1. Prior systemic chemotherapy for mCRC

2. Other concomitant or previous malignancy, except:

- Adequately treated in-situ carcinoma of the uterine cervix

- Basal or squamous cell carcinoma of the skin

- Cancer in complete remission for > 5 years

3. Any other serious and uncontrolled non-malignant disease, major surgery or traumatic
injury within the last 28 Days

4. History or evidence upon physical examination of CNS metastasis unless adequately
treated (irradiation and no seizure with appropriate treatment)

5. Uncontrolled hypercalcemia

6. Pre-existing peripheral neuropathy (NCI grade ≥2)

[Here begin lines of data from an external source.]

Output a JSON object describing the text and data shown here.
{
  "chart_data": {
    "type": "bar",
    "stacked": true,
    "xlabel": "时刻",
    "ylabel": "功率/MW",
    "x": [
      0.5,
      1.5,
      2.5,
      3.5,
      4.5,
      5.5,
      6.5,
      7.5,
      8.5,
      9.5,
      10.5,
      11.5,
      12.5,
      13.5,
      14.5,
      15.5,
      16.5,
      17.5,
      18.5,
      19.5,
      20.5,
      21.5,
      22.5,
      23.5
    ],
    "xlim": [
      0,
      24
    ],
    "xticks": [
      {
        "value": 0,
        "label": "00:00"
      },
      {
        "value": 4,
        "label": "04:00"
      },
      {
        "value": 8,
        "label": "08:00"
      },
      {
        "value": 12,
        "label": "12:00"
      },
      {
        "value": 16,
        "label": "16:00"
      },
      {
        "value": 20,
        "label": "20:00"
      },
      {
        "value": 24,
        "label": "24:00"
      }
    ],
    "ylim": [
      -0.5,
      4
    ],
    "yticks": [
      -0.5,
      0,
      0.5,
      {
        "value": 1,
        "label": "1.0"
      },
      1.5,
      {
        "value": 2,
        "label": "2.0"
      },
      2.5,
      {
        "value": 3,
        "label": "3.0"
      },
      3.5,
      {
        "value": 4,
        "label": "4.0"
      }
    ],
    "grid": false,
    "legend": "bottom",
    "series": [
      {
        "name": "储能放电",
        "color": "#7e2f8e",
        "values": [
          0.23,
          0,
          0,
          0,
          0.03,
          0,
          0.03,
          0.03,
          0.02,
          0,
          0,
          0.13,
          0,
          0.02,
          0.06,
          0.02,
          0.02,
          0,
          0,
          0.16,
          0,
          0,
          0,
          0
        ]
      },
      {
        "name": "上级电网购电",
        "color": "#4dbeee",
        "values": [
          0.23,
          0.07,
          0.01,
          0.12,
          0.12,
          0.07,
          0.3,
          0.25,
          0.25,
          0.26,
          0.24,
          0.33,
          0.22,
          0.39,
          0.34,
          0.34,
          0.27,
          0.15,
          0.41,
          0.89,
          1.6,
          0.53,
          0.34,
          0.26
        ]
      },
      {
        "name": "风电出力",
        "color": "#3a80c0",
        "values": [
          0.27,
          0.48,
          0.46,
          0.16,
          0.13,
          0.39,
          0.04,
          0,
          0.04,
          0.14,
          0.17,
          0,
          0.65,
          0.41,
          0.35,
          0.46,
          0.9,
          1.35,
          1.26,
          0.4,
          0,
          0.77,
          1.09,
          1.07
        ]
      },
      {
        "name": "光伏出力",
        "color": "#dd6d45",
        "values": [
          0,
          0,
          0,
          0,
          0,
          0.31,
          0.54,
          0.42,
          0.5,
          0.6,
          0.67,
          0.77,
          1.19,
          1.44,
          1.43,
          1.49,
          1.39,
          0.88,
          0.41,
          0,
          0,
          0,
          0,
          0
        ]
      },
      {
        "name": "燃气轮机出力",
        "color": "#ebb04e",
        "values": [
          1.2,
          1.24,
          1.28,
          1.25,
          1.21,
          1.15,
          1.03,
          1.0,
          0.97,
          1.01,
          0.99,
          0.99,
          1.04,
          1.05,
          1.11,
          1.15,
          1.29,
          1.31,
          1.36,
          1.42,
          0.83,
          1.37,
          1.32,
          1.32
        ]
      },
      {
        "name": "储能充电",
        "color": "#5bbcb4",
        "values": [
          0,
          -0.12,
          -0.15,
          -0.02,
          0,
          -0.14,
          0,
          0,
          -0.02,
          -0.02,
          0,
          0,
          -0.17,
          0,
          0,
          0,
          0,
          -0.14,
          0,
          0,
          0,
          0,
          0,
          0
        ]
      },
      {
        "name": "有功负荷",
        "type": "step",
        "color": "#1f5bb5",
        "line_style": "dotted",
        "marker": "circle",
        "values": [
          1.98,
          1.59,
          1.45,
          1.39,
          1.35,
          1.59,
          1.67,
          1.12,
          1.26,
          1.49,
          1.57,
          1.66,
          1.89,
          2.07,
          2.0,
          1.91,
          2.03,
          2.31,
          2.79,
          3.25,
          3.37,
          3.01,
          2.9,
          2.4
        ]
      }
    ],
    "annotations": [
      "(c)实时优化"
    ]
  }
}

7. Concomitant protocol unplanned antitumor therapy (e.g. chemotherapy, molecular
targeted therapy, immunotherapy),

8. Treatment with any other investigational medicinal product within 28 days prior to
study entry.

9. Significant cardiovascular disease:

- Cardiovascular accident or myocardial infarction or unstable angina ≤6 months
before start of study treatment

- Severe cardiac arrhythmia

- New York Heart Association grade ≥2 congestive heart failure

- Uncontrolled hypertension (defined as systolic blood pressure >150 mmHg and/or
diastolic blood pressure >100 mmHg), or history of hypertensive crisis, or
hypertensive encephalopathy.

- History of stroke or transient ischemic attack ≤6 months before start of study
treatment

- Coronary/peripheral artery bypass graft ≤6 months before start of study
treatment.

- Deep vein thrombosis or thromboembolic events ≤1 month before start of study
treatment

10. Patients with known allergy to any excipient to study drugs,

11. Any of the following within 3 months prior to randomization: Grade 3-4
gastrointestinal bleeding/hemorrhage, treatment resistant peptic ulcer disease,
erosive oesophagitis or gastritis, infectious or inflammatory bowel disease,
diverticulitis, pulmonary embolism or other uncontrolled thromboembolic event.

12. Bowel obstruction.

13. Treatment with CYP3A4 inducers unless discontinued > 7 days prior to randomization

14. Known dihydropyrimidine dehydrogenase (DPD) deficiency

15. Involvement in the planning and/or conduct of the study (applies to both Sanofi staff
and/or staff of sponsor and study site)

16. Patient who might be dependent on the sponsor, site or the investigator

17. Patient who has been incarcerated or involuntarily institutionalized by court order or
by the authorities § 40 Abs. 1 S. 3 Nr. 4 AMG.

18. Patients who are unable to consent because they do not understand the nature,
significance and implications of the clinical trial and therefore cannot form a
rational intention in the light of the facts [§ 40 Abs. 1 S. 3 Nr. 3a AMG].